Question

The reading of the voltmeter of the circuit shown in the figure is:

A) 3.6V
B) 3.25V
C) 4.25V
D) 6.25V

Answer 1

Hint: We will apply KVL(Kirchhoff's Voltage Law) in the given circuit to find out the unknown current flowing in the circuit because resistors connected in the circuit are in series. Voltage across 60 ohm resistor is equal to the product of the current flowing through the circuit and the given resistor of 60 ohm, which is termed as OHM's Law.

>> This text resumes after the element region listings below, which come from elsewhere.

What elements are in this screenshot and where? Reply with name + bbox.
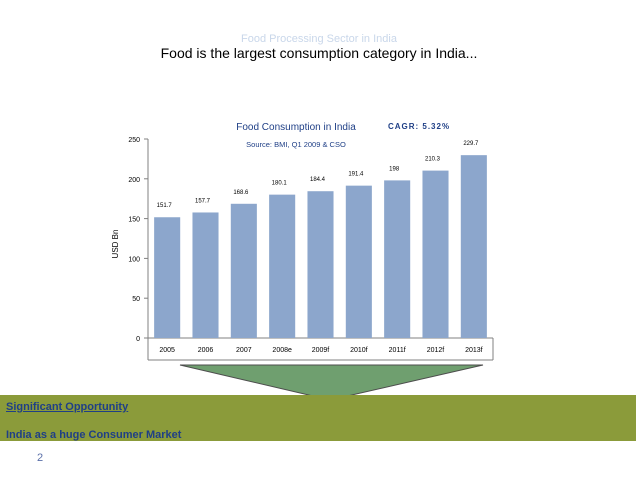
- section-supertitle: Food Processing Sector in India: [241, 33, 397, 45]
- x-tick-label: 2010f: [350, 347, 368, 354]
- x-tick-label: 2005: [159, 347, 175, 354]
- bar: [154, 217, 181, 338]
- x-tick-label: 2013f: [465, 347, 483, 354]
- bar-value-label: 151.7: [157, 203, 173, 209]
- bar: [230, 203, 257, 338]
- y-axis-label: USD Bn: [111, 230, 120, 259]
- bar-value-label: 184.4: [310, 177, 326, 183]
- chart-title: Food Consumption in India: [236, 122, 356, 133]
- x-tick-label: 2012f: [427, 347, 445, 354]
- bar-value-label: 180.1: [272, 181, 288, 187]
- x-tick-label: 2007: [236, 347, 252, 354]
- x-tick-label: 2011f: [389, 347, 406, 354]
- y-tick-label: 150: [128, 217, 140, 224]
- y-tick-label: 200: [128, 177, 140, 184]
- x-tick-label: 2009f: [312, 347, 330, 354]
- opportunity-banner: [0, 395, 636, 441]
- bar-value-label: 210.3: [425, 157, 441, 163]
- bar: [345, 185, 372, 338]
- banner-subheading: India as a huge Consumer Market: [6, 429, 182, 441]
- y-tick-label: 250: [128, 137, 140, 144]
- bar: [192, 212, 219, 338]
- y-tick-label: 0: [136, 336, 140, 343]
- bar: [460, 155, 487, 338]
- bar-value-label: 157.7: [195, 198, 211, 204]
- page-title: Food is the largest consumption category…: [160, 45, 478, 61]
- banner-heading: Significant Opportunity: [6, 401, 129, 413]
- y-tick-label: 50: [132, 296, 140, 303]
- bar-value-label: 198: [389, 166, 400, 172]
- bar: [384, 180, 411, 338]
- bar-value-label: 168.6: [233, 190, 249, 196]
- x-tick-label: 2006: [198, 347, 214, 354]
- chart-subtitle: Source: BMI, Q1 2009 & CSO: [246, 140, 346, 149]
- x-tick-label: 2008e: [272, 347, 292, 354]
- page-number: 2: [37, 452, 44, 464]
- cagr-annotation: CAGR: 5.32%: [388, 122, 450, 131]
- bar: [269, 194, 296, 338]
- y-tick-label: 100: [128, 256, 140, 263]
- bar: [422, 170, 449, 338]
- bar-value-label: 191.4: [348, 172, 364, 178]
- bar-value-label: 229.7: [463, 141, 479, 147]
- bar: [307, 191, 334, 338]
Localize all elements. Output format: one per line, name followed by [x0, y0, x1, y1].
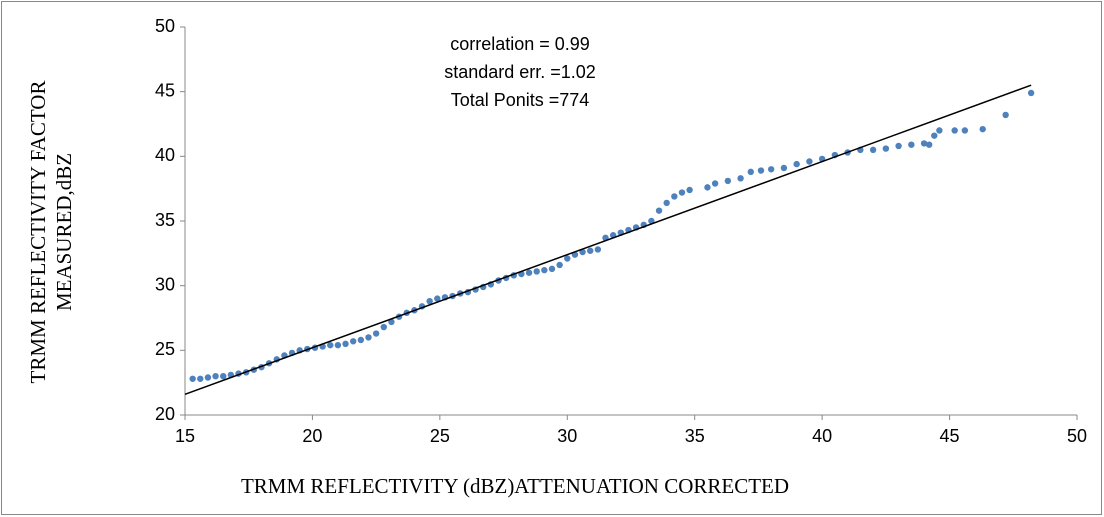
point — [380, 323, 387, 331]
point — [556, 261, 563, 269]
point — [757, 167, 765, 174]
point — [711, 180, 719, 187]
y-tick-label: 25 — [155, 339, 175, 359]
point — [882, 145, 890, 152]
point — [197, 375, 204, 382]
point — [780, 164, 788, 172]
point — [372, 330, 380, 337]
point — [1027, 89, 1035, 97]
point — [594, 246, 602, 253]
point — [564, 255, 571, 262]
point — [936, 127, 943, 134]
point — [678, 189, 686, 196]
point — [931, 132, 938, 139]
point — [951, 127, 958, 134]
point — [686, 186, 693, 194]
point — [671, 193, 678, 200]
point — [342, 340, 349, 348]
point — [388, 318, 395, 326]
point — [350, 338, 357, 345]
x-tick-label: 35 — [685, 426, 705, 446]
point — [434, 295, 441, 302]
point — [220, 373, 227, 380]
point — [908, 141, 915, 148]
point — [806, 158, 813, 165]
x-tick-label: 50 — [1067, 426, 1087, 446]
point — [426, 297, 433, 305]
point — [587, 247, 594, 254]
point — [655, 207, 663, 214]
point — [204, 374, 212, 381]
y-tick-label: 45 — [155, 80, 175, 100]
point — [704, 184, 711, 191]
point — [737, 175, 744, 182]
x-tick-label: 20 — [302, 426, 322, 446]
point — [334, 341, 342, 349]
point — [869, 146, 877, 154]
y-tick-label: 35 — [155, 210, 175, 230]
y-axis-label: TRMM REFLECTIVITY FACTOR — [26, 81, 50, 384]
annotation: standard err. =1.02 — [444, 62, 596, 82]
y-axis-label: MEASURED,dBZ — [52, 153, 76, 311]
point — [541, 266, 548, 274]
y-tick-label: 30 — [155, 274, 175, 294]
point — [747, 168, 754, 176]
y-tick-label: 20 — [155, 404, 175, 424]
y-tick-label: 40 — [155, 145, 175, 165]
point — [357, 336, 365, 344]
y-tick-label: 50 — [155, 16, 175, 36]
point — [212, 373, 219, 380]
point — [767, 166, 775, 173]
point — [189, 375, 196, 382]
annotation: correlation = 0.99 — [450, 34, 590, 54]
annotation: Total Ponits =774 — [451, 90, 590, 110]
point — [548, 265, 556, 273]
point — [1002, 111, 1009, 119]
point — [724, 177, 732, 185]
point — [533, 268, 540, 275]
point — [895, 142, 902, 150]
x-tick-label: 40 — [812, 426, 832, 446]
point — [961, 127, 969, 134]
point — [793, 160, 800, 168]
x-tick-label: 30 — [557, 426, 577, 446]
trendline — [184, 84, 1032, 396]
point — [327, 341, 334, 349]
x-axis-label: TRMM REFLECTIVITY (dBZ)ATTENUATION CORRE… — [241, 474, 789, 498]
point — [663, 199, 670, 207]
point — [525, 269, 533, 276]
x-tick-label: 45 — [940, 426, 960, 446]
point — [365, 334, 372, 341]
point — [920, 140, 928, 147]
x-tick-label: 25 — [430, 426, 450, 446]
x-tick-label: 15 — [175, 426, 195, 446]
point — [979, 125, 986, 133]
point — [925, 141, 933, 148]
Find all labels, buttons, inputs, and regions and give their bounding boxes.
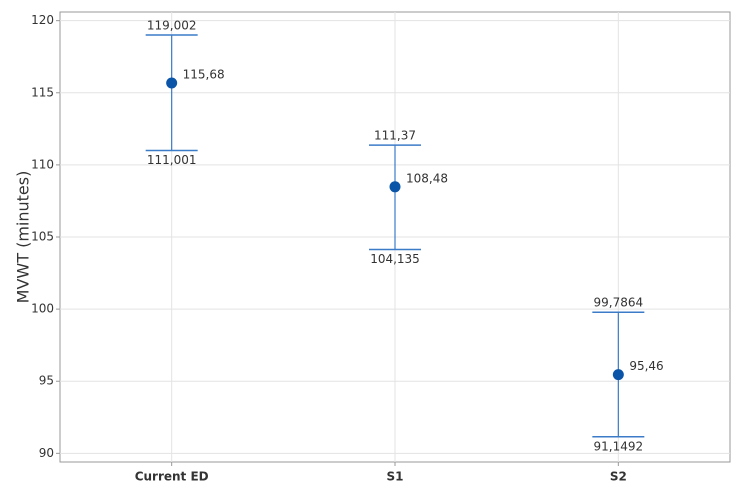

Complete step by step solution:
Now let’s apply the KVL in the circuit, which states that:
“Sum of all the voltage drops in the circuit is equal to zero “.
Let the unknown current flowing in the circuit is i, which we have to find out :
Before proceeding for the problem , we must learn about sign conventions of KVL law :
If we move from positive to negative sign then voltage is dropped then we will use negative sign while applying KVL ,If we move from negative to positive sign then voltage is grained then we will use positive sign in the equation .
In series connection current remains the same in all the circuit elements but voltage will be different and hence we will find out the current to find out the voltage across the voltage meter, as voltmeter measures the voltage across the element to which it is connected.
Let's proceed for the problem:
KVL law is applied as:
$ \Rightarrow 6 - 40i - 60i = 0$
$
   $\Rightarrow 6 = 100i$
   $\Rightarrow i = .06 $
 $ (we have arranged the terms and find the value of i)
Now the value voltage across 60 ohm resistor is given by OHM'S Law (V=IR)
$ \Rightarrow V = i \times 60$
$ \Rightarrow V = .06 \times 60 = 3.6V$

Voltmeter reading is 3.6Volt.

Note: Ammeter measures the magnitude of current flowing in the circuit and always connected in series in the circuit . Voltmeter measures the magnitude of voltage drop across the connected circuit and is always connected in parallel in the circuit. When resistors are connected in series , the given magnitudes are added directly without taking reciprocal value to find an equivalent resistor in the circuit.